HSE needs contingency plan for dental screening for Tipperary children
The bar was already set low for dental screening in primary schools and there has been a huge decrease in the number of children receiving dental treatment in 2020.
Tipperary Sinn Féin TD Martin Browne has called on the HSE to develop contingency plans for dental screening for primary school children after a response to a parliamentary question that showed the decrease in this screening for the health areas in County Tipperary was above the national average.
In a statement to this weeks Tipperary Star, Deputy Browne said:
“Prior to Covid we have seen reports from The Irish Dental Association (IDA) that stated an increasing number of children are only being offered examination and dental care for the first time at sixth class – instead of at first/second, fourth and sixth classes
“This situation has been exacerbated by the impact of Covid. The bar was already set low for dental screening in primary schools and a response to a parliamentary question has shown a huge decrease in the number of children receiving dental treatment in 2020
“In primary schools nationally, there was a 63% decrease in dental screening in 2020. In Co Tipperary the average decrease was 70%.
“That decrease was way above the national average for the Local Health Office area which covers North Tipperary/East Limerick, where there was an 81% reduction - the second largest fall in the country.
“In 2019, 4,940 dental screenings were carried out in in this part of CHO 3. But this dropped to 941 in 2020.
“The record in the Local Health Office area which covers South Tipperary showed a lesser decrease of 60.2%, it was still unacceptable, considering screening numbers fell from 6,239 in 2019 to 2,485 in 2020.
“I am getting back in contact with the HSE for further details on the considerable discrepancy between these two health areas.

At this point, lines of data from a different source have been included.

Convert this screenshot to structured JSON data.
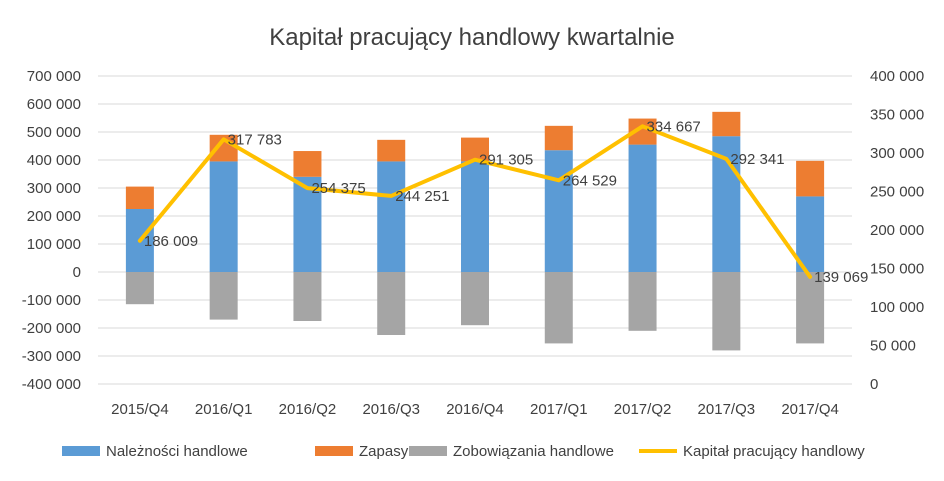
{
  "chart_data": {
    "type": "bar",
    "title": "Kapitał pracujący handlowy kwartalnie",
    "categories": [
      "2015/Q4",
      "2016/Q1",
      "2016/Q2",
      "2016/Q3",
      "2016/Q4",
      "2017/Q1",
      "2017/Q2",
      "2017/Q3",
      "2017/Q4"
    ],
    "stacked": true,
    "series": [
      {
        "name": "Należności handlowe",
        "type": "bar",
        "axis": "left",
        "color": "#5b9bd5",
        "values": [
          225000,
          395000,
          340000,
          395000,
          395000,
          435000,
          455000,
          485000,
          270000
        ]
      },
      {
        "name": "Zapasy",
        "type": "bar",
        "axis": "left",
        "color": "#ed7d31",
        "values": [
          80000,
          95000,
          92000,
          77000,
          85000,
          87000,
          93000,
          87000,
          127000
        ]
      },
      {
        "name": "Zobowiązania handlowe",
        "type": "bar",
        "axis": "left",
        "color": "#a5a5a5",
        "values": [
          -115000,
          -170000,
          -175000,
          -225000,
          -190000,
          -255000,
          -210000,
          -280000,
          -255000
        ]
      },
      {
        "name": "Kapitał pracujący handlowy",
        "type": "line",
        "axis": "right",
        "color": "#ffc000",
        "values": [
          186009,
          317783,
          254375,
          244251,
          291305,
          264529,
          334667,
          292341,
          139069
        ],
        "labels": [
          "186 009",
          "317 783",
          "254 375",
          "244 251",
          "291 305",
          "264 529",
          "334 667",
          "292 341",
          "139 069"
        ]
      }
    ],
    "y_left": {
      "min": -400000,
      "max": 700000,
      "step": 100000,
      "tick_labels": [
        "-400 000",
        "-300 000",
        "-200 000",
        "-100 000",
        "0",
        "100 000",
        "200 000",
        "300 000",
        "400 000",
        "500 000",
        "600 000",
        "700 000"
      ]
    },
    "y_right": {
      "min": 0,
      "max": 400000,
      "step": 50000,
      "tick_labels": [
        "0",
        "50 000",
        "100 000",
        "150 000",
        "200 000",
        "250 000",
        "300 000",
        "350 000",
        "400 000"
      ]
    },
    "grid": true,
    "legend_position": "bottom"
  }
}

“There are strong links between good oral health and good physical health, and it is vital that the HSE develop a contingency plan so children can receive this vital service.
“The HSE have said that dental staff have been re-deployed to testing and tracing as part of its response to the pandemic. Surely the HSE could have hired applicants from the “Be on Call for Ireland” campaign as contact tracers.
“There were 73,000 applicants and less than 1% of these applicants were hired in any capacity,” he said.